Last Friday marked the deadline for teams and arbitration-eligible players to exchange salary figures. Players are arbitration eligible for their fourth, fifth and sixth years of Major League service or if they are within the top 22 percent of service time for second-year players (so-called Super-Two players).

Kris Bryant and Addison Russell were Super-Two players last year. Carl Edwards Jr. is a Super-Two player this offseason by exactly one day. Yes, that’s right if he had one less day of Major League service time he would not be arbitration eligible until next year, his third season in the bigs.

Players make more in arbitration than they do during their first two or three years of service time. In their rookie year, players make the league minimum. In their second year (and third if they are not Super-Two) teams and players try to come to an agreement. But if they don’t come to said agreement the team gets to pay the player whatever they want.
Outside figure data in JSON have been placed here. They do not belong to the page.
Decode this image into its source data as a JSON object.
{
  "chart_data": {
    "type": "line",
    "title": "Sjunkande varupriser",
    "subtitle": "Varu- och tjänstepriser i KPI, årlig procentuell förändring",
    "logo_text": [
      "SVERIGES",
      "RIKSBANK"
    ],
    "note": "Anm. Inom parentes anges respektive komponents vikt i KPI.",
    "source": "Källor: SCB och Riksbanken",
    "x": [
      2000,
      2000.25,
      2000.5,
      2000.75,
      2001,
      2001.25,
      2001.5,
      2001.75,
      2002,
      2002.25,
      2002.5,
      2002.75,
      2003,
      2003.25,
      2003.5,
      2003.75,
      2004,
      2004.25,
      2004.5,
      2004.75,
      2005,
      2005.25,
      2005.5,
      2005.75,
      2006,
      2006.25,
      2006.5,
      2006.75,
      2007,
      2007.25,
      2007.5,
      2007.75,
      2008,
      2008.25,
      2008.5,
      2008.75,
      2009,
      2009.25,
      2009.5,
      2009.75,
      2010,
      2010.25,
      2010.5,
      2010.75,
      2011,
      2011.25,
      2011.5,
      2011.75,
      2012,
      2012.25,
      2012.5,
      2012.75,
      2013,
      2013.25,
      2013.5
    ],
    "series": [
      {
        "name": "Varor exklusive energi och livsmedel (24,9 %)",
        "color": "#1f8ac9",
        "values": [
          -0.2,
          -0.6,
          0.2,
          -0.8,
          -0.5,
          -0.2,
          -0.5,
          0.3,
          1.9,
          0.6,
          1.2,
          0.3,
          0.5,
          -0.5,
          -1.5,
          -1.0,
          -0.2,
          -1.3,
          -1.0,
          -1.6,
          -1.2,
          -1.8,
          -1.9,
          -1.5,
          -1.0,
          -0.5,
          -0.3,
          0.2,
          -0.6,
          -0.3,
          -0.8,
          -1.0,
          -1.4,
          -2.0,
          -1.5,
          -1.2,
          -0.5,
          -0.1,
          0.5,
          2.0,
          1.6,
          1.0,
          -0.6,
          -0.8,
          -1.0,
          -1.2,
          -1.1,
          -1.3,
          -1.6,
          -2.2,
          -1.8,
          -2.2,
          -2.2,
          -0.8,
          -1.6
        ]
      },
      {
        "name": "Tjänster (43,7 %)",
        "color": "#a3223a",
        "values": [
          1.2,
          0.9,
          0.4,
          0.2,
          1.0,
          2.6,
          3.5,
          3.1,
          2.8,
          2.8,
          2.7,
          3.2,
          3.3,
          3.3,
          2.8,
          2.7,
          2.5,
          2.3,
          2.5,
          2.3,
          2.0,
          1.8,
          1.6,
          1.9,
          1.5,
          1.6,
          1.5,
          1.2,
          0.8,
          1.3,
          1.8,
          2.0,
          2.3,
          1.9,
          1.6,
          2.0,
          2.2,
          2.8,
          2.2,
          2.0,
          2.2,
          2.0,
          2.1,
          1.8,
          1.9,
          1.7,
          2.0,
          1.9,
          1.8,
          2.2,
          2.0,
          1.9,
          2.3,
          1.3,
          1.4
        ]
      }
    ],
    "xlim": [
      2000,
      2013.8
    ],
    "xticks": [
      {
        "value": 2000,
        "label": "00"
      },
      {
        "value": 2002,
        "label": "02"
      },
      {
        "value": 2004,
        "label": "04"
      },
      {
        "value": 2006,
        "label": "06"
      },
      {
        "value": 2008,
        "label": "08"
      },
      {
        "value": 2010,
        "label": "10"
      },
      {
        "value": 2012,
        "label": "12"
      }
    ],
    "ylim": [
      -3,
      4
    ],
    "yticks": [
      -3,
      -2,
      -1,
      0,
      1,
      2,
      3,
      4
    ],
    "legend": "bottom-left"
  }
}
Last year, Ian Happ was the first player the Cubs were not able to come to such an agreement with since Theo Epstein took over the Cubs front office. Reaching an agreement on compensation during a player’s second and third years in the Major Leagues can be an important point in maintaining a positive relationship between the team and the player.
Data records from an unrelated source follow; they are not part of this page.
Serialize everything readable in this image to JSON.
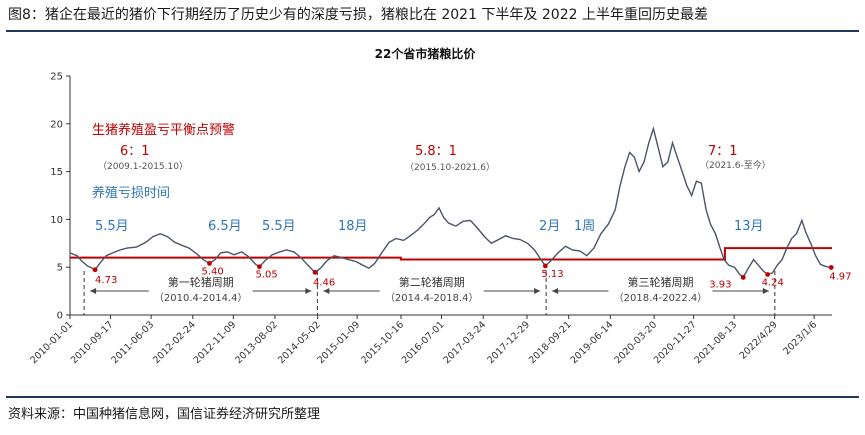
{
  "figure": {
    "caption": "图8：猪企在最近的猪价下行期经历了历史少有的深度亏损，猪粮比在 2021 下半年及 2022 上半年重回历史最差",
    "source": "资料来源：中国种猪信息网，国信证券经济研究所整理"
  },
  "colors": {
    "line": "#4a5568",
    "threshold": "#c00000",
    "annotation_red": "#c00000",
    "annotation_blue": "#2e75b6",
    "rule": "#1f3a5f"
  },
  "chart_data": {
    "type": "line",
    "title": "22个省市猪粮比价",
    "ylim": [
      0,
      25
    ],
    "yticks": [
      0,
      5,
      10,
      15,
      20,
      25
    ],
    "xticks": [
      "2010-01-01",
      "2010-09-17",
      "2011-06-03",
      "2012-02-24",
      "2012-11-09",
      "2013-08-02",
      "2014-05-02",
      "2015-01-09",
      "2015-10-16",
      "2016-07-01",
      "2017-03-24",
      "2017-12-29",
      "2018-09-21",
      "2019-06-14",
      "2020-03-20",
      "2020-11-27",
      "2021-08-13",
      "2022/4/29",
      "2023/1/6"
    ],
    "x_start": "2010-01-01",
    "x_end": "2023-04-30",
    "series": [
      {
        "points": [
          [
            "2010-01-01",
            6.5
          ],
          [
            "2010-02-15",
            6.2
          ],
          [
            "2010-03-20",
            5.6
          ],
          [
            "2010-04-25",
            5.1
          ],
          [
            "2010-05-25",
            4.9
          ],
          [
            "2010-06-10",
            4.73
          ],
          [
            "2010-07-10",
            5.4
          ],
          [
            "2010-08-20",
            6.2
          ],
          [
            "2010-10-01",
            6.5
          ],
          [
            "2010-11-15",
            6.8
          ],
          [
            "2011-01-01",
            7.0
          ],
          [
            "2011-03-01",
            7.1
          ],
          [
            "2011-05-01",
            7.6
          ],
          [
            "2011-06-15",
            8.2
          ],
          [
            "2011-08-01",
            8.5
          ],
          [
            "2011-09-15",
            8.2
          ],
          [
            "2011-11-01",
            7.6
          ],
          [
            "2011-12-15",
            7.3
          ],
          [
            "2012-02-01",
            7.0
          ],
          [
            "2012-03-20",
            6.4
          ],
          [
            "2012-05-01",
            5.8
          ],
          [
            "2012-06-10",
            5.4
          ],
          [
            "2012-07-15",
            5.8
          ],
          [
            "2012-08-20",
            6.5
          ],
          [
            "2012-10-01",
            6.6
          ],
          [
            "2012-11-15",
            6.3
          ],
          [
            "2013-01-01",
            6.6
          ],
          [
            "2013-02-15",
            6.1
          ],
          [
            "2013-04-01",
            5.3
          ],
          [
            "2013-04-25",
            5.05
          ],
          [
            "2013-06-01",
            5.7
          ],
          [
            "2013-07-15",
            6.3
          ],
          [
            "2013-09-01",
            6.6
          ],
          [
            "2013-10-15",
            6.8
          ],
          [
            "2013-12-01",
            6.6
          ],
          [
            "2014-01-15",
            6.0
          ],
          [
            "2014-03-01",
            5.2
          ],
          [
            "2014-04-15",
            4.46
          ],
          [
            "2014-05-20",
            4.9
          ],
          [
            "2014-07-01",
            5.7
          ],
          [
            "2014-08-15",
            6.2
          ],
          [
            "2014-10-01",
            6.0
          ],
          [
            "2014-11-15",
            5.8
          ],
          [
            "2015-01-01",
            5.6
          ],
          [
            "2015-02-15",
            5.2
          ],
          [
            "2015-03-25",
            4.9
          ],
          [
            "2015-05-01",
            5.4
          ],
          [
            "2015-06-15",
            6.5
          ],
          [
            "2015-08-01",
            7.6
          ],
          [
            "2015-09-15",
            8.0
          ],
          [
            "2015-11-01",
            7.8
          ],
          [
            "2015-12-15",
            8.3
          ],
          [
            "2016-02-01",
            8.9
          ],
          [
            "2016-03-15",
            9.6
          ],
          [
            "2016-04-15",
            10.2
          ],
          [
            "2016-05-15",
            10.5
          ],
          [
            "2016-06-15",
            11.2
          ],
          [
            "2016-07-15",
            10.2
          ],
          [
            "2016-08-15",
            9.6
          ],
          [
            "2016-10-01",
            9.3
          ],
          [
            "2016-11-15",
            9.8
          ],
          [
            "2017-01-01",
            9.9
          ],
          [
            "2017-02-15",
            9.1
          ],
          [
            "2017-04-01",
            8.2
          ],
          [
            "2017-05-15",
            7.5
          ],
          [
            "2017-07-01",
            7.9
          ],
          [
            "2017-08-15",
            8.3
          ],
          [
            "2017-10-01",
            8.0
          ],
          [
            "2017-11-15",
            7.9
          ],
          [
            "2018-01-01",
            7.5
          ],
          [
            "2018-02-15",
            6.8
          ],
          [
            "2018-03-20",
            6.0
          ],
          [
            "2018-04-25",
            5.13
          ],
          [
            "2018-06-01",
            5.7
          ],
          [
            "2018-07-15",
            6.5
          ],
          [
            "2018-09-01",
            7.2
          ],
          [
            "2018-10-15",
            6.8
          ],
          [
            "2018-12-01",
            6.7
          ],
          [
            "2019-01-15",
            6.2
          ],
          [
            "2019-03-01",
            7.0
          ],
          [
            "2019-04-15",
            8.5
          ],
          [
            "2019-06-01",
            9.5
          ],
          [
            "2019-07-15",
            11.0
          ],
          [
            "2019-08-15",
            13.5
          ],
          [
            "2019-09-15",
            15.5
          ],
          [
            "2019-10-15",
            17.0
          ],
          [
            "2019-11-15",
            16.5
          ],
          [
            "2019-12-15",
            15.0
          ],
          [
            "2020-01-15",
            16.0
          ],
          [
            "2020-02-15",
            18.0
          ],
          [
            "2020-03-15",
            19.5
          ],
          [
            "2020-04-15",
            17.5
          ],
          [
            "2020-05-15",
            15.5
          ],
          [
            "2020-06-15",
            16.0
          ],
          [
            "2020-07-15",
            18.0
          ],
          [
            "2020-08-15",
            16.5
          ],
          [
            "2020-09-15",
            15.0
          ],
          [
            "2020-10-15",
            13.5
          ],
          [
            "2020-11-15",
            12.5
          ],
          [
            "2020-12-15",
            14.0
          ],
          [
            "2021-01-15",
            13.8
          ],
          [
            "2021-02-15",
            11.0
          ],
          [
            "2021-03-15",
            9.5
          ],
          [
            "2021-04-15",
            8.5
          ],
          [
            "2021-05-15",
            7.0
          ],
          [
            "2021-06-10",
            5.8
          ],
          [
            "2021-07-10",
            5.2
          ],
          [
            "2021-08-15",
            5.0
          ],
          [
            "2021-09-15",
            4.3
          ],
          [
            "2021-10-10",
            3.93
          ],
          [
            "2021-11-15",
            5.0
          ],
          [
            "2021-12-15",
            5.8
          ],
          [
            "2022-01-15",
            5.2
          ],
          [
            "2022-02-15",
            4.6
          ],
          [
            "2022-03-15",
            4.24
          ],
          [
            "2022-04-15",
            4.4
          ],
          [
            "2022-05-15",
            5.2
          ],
          [
            "2022-06-15",
            5.8
          ],
          [
            "2022-07-15",
            7.0
          ],
          [
            "2022-08-15",
            8.0
          ],
          [
            "2022-09-15",
            8.5
          ],
          [
            "2022-10-20",
            9.9
          ],
          [
            "2022-11-15",
            8.6
          ],
          [
            "2022-12-15",
            7.5
          ],
          [
            "2023-01-15",
            6.2
          ],
          [
            "2023-02-15",
            5.3
          ],
          [
            "2023-03-15",
            5.1
          ],
          [
            "2023-04-25",
            4.97
          ]
        ]
      }
    ],
    "threshold": {
      "label": "生猪养殖盈亏平衡点预警",
      "segments": [
        {
          "from": "2010-01-01",
          "to": "2015-10-15",
          "value": 6
        },
        {
          "from": "2015-10-15",
          "to": "2021-06-15",
          "value": 5.8
        },
        {
          "from": "2021-06-15",
          "to": "2023-04-30",
          "value": 7
        }
      ]
    },
    "annotations": {
      "ratio_1": {
        "text": "6：1",
        "sub": "（2009.1-2015.10）"
      },
      "ratio_2": {
        "text": "5.8：1",
        "sub": "（2015.10-2021.6）"
      },
      "ratio_3": {
        "text": "7：1",
        "sub": "（2021.6-至今）"
      },
      "loss_title": "养殖亏损时间",
      "loss_durations": [
        "5.5月",
        "6.5月",
        "5.5月",
        "18月",
        "2月",
        "1周",
        "13月"
      ],
      "low_labels": [
        {
          "date": "2010-06-10",
          "value": 4.73,
          "text": "4.73"
        },
        {
          "date": "2012-06-10",
          "value": 5.4,
          "text": "5.40"
        },
        {
          "date": "2013-04-25",
          "value": 5.05,
          "text": "5.05"
        },
        {
          "date": "2014-04-15",
          "value": 4.46,
          "text": "4.46"
        },
        {
          "date": "2018-04-25",
          "value": 5.13,
          "text": "5.13"
        },
        {
          "date": "2021-10-10",
          "value": 3.93,
          "text": "3.93"
        },
        {
          "date": "2022-03-15",
          "value": 4.24,
          "text": "4.24"
        },
        {
          "date": "2023-04-25",
          "value": 4.97,
          "text": "4.97"
        }
      ],
      "cycles": [
        {
          "name": "第一轮猪周期",
          "range": "（2010.4-2014.4）",
          "start": "2010-04-01",
          "end": "2014-04-30"
        },
        {
          "name": "第二轮猪周期",
          "range": "（2014.4-2018.4）",
          "start": "2014-04-30",
          "end": "2018-04-30"
        },
        {
          "name": "第三轮猪周期",
          "range": "（2018.4-2022.4）",
          "start": "2018-04-30",
          "end": "2022-04-30"
        }
      ]
    }
  }
}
In 2016 Gerrit Cole was unhappy with the deal he got from the Pirates. Fortunately, on Happ’s end, he understood the business aspect of the game.

"“There were no issues, no hard feelings,” he told the Chicago Sun-Times. “The guys upstairs do a great job of treating players the right way.”"

Trying to treat players the right way during this process is the reason the Cubs paid Bryant $1.05 million in his second season when they didn’t have to.

Teams and players can avoid arbitration by signing a contract before the arbitration hearing. The Cubs front office likes to do this because you can rub a guy the wrong way via the adversarial process of the arbitration hearings. Teams argue the player should get paid the lower of the two salary requests. The player’s agent proposes for the player to get paid the higher of the two figures. Last year, things between the Yankees and Dellin Betances got so contentious that both sides complained publicly about it.